I'm also still struggling how to teach QT right (particularly as I have to challenge to teach it to high-school teacher students and I have only about 1/2 a semester time for it). It's difficult to teach both some intuition about quantum mechanics as well as enough math.
I think it is important to stress that pure states are not represented by normalized vectors but by rays, i.e., all physically observable content in pure states are the probabilities (or probability distributions) for the outcome of measurements, and these are given by Born's rule,
$$P(a)=|\langle a|\psi \rangle|^2,$$
where ##|a \rangle## are the eigenvectors of the self-adjoint operator ##\hat{A}##, representing some observable ##A##, and I assume that all eigenvalues are non-degenerate. Both the eigenvalues and the state vector should be normalized to 1, and it's clear that you can multiply both with arbitrary phases without changing the probabilities.
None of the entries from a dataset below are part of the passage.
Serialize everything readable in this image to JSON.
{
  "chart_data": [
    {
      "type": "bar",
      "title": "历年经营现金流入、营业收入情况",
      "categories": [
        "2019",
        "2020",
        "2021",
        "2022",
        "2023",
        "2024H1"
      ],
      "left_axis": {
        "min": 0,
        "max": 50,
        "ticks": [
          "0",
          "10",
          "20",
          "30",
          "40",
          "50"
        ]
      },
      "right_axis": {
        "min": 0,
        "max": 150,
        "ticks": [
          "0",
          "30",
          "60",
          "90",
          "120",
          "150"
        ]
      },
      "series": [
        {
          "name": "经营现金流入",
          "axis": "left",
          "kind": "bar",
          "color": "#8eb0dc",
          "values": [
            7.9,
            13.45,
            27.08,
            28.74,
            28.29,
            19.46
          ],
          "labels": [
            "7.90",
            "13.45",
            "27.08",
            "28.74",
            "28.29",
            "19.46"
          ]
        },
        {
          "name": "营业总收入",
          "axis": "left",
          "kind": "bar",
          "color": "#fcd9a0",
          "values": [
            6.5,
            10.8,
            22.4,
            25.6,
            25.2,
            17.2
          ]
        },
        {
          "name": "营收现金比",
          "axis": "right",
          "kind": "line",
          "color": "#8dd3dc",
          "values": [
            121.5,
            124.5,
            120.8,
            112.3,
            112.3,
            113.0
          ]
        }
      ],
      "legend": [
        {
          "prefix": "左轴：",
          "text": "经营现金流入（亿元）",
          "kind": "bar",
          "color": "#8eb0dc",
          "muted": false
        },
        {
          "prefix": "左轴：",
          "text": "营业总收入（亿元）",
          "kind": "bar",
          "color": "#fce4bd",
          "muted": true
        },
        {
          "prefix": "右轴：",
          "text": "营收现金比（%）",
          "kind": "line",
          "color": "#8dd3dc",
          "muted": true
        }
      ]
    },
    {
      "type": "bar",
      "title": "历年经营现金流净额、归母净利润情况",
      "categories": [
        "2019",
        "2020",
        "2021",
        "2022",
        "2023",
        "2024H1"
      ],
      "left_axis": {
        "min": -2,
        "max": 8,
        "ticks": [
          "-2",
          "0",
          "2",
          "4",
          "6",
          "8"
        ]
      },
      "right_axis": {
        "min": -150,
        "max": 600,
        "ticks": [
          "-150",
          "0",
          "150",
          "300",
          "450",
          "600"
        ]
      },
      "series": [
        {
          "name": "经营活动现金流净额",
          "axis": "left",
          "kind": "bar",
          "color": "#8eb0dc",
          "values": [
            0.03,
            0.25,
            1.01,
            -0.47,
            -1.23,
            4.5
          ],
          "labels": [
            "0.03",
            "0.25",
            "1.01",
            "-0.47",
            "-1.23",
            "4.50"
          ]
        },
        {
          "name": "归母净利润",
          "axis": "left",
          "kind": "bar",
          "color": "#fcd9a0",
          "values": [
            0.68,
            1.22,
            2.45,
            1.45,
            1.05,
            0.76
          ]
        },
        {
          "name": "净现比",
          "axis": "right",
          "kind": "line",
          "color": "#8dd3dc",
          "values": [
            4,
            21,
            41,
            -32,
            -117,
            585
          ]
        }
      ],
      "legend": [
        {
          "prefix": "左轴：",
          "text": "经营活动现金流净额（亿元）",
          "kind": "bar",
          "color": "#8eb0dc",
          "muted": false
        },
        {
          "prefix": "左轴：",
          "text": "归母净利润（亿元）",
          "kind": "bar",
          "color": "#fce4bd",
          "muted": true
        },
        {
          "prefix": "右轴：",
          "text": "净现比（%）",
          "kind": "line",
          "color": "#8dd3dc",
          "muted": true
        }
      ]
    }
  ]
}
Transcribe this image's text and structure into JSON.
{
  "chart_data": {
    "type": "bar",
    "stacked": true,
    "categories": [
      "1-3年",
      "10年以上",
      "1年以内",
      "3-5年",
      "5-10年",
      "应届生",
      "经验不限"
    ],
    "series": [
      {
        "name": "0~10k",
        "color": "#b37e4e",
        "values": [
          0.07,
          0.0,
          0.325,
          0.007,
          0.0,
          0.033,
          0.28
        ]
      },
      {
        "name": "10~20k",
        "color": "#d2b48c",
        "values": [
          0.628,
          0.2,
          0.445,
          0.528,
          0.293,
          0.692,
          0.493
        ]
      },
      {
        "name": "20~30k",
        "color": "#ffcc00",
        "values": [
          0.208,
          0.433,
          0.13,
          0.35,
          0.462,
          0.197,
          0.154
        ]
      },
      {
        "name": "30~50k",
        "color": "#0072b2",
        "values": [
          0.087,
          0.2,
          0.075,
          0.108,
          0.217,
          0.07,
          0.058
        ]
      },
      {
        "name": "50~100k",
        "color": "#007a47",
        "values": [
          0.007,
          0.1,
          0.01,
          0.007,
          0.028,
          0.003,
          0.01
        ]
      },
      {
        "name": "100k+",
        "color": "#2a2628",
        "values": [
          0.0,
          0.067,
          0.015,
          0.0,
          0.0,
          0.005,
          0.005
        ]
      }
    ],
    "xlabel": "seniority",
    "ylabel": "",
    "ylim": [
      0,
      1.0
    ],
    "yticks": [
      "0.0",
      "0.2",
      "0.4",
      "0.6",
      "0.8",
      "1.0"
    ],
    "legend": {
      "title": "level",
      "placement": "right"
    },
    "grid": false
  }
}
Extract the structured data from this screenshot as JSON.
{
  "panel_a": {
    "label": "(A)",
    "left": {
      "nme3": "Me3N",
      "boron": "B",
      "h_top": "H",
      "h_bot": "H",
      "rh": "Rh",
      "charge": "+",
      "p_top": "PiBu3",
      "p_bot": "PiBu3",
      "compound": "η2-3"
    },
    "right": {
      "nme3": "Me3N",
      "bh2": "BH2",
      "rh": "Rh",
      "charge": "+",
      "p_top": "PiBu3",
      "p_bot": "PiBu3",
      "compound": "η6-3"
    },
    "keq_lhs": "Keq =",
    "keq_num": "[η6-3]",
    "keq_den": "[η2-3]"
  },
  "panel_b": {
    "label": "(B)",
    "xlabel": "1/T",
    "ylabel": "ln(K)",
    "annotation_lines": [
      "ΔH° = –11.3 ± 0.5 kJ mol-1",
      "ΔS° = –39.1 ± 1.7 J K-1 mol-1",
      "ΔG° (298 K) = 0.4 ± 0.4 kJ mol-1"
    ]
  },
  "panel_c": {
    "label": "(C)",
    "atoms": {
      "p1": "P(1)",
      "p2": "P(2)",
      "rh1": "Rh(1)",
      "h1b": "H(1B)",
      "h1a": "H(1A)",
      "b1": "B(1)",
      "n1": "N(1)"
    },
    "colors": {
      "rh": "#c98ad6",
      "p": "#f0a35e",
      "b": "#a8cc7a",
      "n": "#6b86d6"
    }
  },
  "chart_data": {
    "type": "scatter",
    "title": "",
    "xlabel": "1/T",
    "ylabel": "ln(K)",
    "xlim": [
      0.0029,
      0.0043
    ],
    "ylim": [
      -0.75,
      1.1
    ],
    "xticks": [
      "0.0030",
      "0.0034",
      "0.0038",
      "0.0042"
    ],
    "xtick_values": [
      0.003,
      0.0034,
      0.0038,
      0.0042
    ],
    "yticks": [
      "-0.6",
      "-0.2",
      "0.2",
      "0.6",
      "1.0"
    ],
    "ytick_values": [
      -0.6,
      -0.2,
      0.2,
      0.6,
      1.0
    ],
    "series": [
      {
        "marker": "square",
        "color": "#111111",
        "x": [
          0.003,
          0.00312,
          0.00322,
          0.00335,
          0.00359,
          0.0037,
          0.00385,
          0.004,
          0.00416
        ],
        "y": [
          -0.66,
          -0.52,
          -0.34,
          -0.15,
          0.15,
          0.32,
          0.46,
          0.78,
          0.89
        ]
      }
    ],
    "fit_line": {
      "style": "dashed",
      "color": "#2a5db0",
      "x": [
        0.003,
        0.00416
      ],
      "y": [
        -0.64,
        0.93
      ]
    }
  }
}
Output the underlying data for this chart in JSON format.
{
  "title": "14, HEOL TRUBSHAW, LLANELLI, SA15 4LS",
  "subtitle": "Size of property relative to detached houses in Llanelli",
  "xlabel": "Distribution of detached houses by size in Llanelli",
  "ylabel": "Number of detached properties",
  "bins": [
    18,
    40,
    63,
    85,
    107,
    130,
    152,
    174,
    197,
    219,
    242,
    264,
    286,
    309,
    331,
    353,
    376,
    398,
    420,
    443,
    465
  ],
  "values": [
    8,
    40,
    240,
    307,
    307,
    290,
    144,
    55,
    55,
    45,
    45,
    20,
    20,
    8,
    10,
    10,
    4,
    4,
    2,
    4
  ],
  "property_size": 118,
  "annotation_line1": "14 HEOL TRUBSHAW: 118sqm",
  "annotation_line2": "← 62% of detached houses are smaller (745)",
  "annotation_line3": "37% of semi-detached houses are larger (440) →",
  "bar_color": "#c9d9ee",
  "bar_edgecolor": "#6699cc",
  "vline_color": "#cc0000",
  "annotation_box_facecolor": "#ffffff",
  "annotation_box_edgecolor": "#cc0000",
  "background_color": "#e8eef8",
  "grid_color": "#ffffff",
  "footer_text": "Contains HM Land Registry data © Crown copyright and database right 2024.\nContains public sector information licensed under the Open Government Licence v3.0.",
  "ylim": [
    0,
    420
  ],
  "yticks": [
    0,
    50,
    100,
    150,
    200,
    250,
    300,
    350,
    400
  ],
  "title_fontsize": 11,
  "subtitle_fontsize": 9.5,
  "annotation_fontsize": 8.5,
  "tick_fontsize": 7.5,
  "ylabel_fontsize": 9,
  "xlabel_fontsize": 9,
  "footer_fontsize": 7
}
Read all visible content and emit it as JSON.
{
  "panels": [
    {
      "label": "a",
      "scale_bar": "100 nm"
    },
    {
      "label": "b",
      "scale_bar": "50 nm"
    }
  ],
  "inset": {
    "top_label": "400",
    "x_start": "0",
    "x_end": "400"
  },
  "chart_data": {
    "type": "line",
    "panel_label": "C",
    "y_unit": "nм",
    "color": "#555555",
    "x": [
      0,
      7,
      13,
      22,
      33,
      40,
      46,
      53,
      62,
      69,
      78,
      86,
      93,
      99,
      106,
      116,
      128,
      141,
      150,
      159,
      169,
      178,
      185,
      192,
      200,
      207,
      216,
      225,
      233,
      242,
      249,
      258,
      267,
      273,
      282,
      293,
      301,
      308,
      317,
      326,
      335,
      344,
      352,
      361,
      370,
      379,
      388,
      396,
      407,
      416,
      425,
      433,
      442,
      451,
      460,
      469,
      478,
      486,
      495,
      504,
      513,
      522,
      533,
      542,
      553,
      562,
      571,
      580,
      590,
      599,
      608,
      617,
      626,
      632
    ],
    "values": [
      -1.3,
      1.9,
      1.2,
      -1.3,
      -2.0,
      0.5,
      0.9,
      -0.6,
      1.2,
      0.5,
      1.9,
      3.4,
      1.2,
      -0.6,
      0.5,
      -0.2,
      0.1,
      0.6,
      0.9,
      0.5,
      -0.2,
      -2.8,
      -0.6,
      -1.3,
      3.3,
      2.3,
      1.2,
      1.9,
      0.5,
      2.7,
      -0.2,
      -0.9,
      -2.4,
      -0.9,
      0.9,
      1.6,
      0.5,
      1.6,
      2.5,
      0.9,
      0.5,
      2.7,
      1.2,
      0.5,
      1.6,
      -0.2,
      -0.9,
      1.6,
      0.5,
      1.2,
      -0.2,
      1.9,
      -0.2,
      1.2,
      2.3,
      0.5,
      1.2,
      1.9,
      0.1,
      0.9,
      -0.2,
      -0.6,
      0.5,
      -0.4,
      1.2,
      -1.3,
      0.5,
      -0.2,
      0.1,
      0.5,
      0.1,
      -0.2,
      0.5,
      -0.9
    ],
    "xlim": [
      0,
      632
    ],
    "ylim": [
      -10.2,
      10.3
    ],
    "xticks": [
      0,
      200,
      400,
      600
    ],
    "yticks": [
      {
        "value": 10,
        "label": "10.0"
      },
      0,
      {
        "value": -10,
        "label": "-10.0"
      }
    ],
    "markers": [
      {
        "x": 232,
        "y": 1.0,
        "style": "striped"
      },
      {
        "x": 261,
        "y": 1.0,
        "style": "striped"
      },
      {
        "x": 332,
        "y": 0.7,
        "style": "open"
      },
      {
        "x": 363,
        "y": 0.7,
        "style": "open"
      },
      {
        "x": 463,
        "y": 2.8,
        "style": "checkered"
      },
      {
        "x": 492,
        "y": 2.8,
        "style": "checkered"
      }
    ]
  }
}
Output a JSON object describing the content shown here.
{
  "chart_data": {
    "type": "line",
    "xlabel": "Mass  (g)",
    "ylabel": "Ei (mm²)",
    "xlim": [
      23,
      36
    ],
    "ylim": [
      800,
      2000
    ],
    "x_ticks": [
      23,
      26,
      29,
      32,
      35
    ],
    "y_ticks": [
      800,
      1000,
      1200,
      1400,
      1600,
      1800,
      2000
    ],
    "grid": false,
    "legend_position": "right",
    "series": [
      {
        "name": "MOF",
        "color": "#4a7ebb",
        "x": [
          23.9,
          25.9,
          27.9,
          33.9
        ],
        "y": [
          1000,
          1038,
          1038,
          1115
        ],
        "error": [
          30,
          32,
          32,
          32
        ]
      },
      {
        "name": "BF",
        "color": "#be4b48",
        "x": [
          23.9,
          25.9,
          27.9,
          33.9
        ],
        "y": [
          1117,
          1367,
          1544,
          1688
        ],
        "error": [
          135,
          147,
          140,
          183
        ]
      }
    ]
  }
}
If you consider ##|\psi \rangle## written in terms of an arbitrary basis, of course you have the freedom to choose only one overall phase, and thus in your example you can arbitrarily choose one of the coefficients as real and the other with an arbitrary complex number to get all states in your two-level system.
Since (unit) rays are somewhat complicated, an equivalent alternative is to stress that states are in fact represented not by state vectors at all but by statistical operators, i.e., a self-adjoint positive semidefinite operator with trace 1. Then the pure state is just a special case, where the statistical operator is a projection operator an thus of the form ##\hat{\rho}=|\psi \rangle \langle \psi|## with a normalized vector ##|\psi \rangle##. It's immediately clear that for a given pure state ##\hat{\rho}## the vector ##|\psi \rangle## is only defined up to an arbitrary phase factor.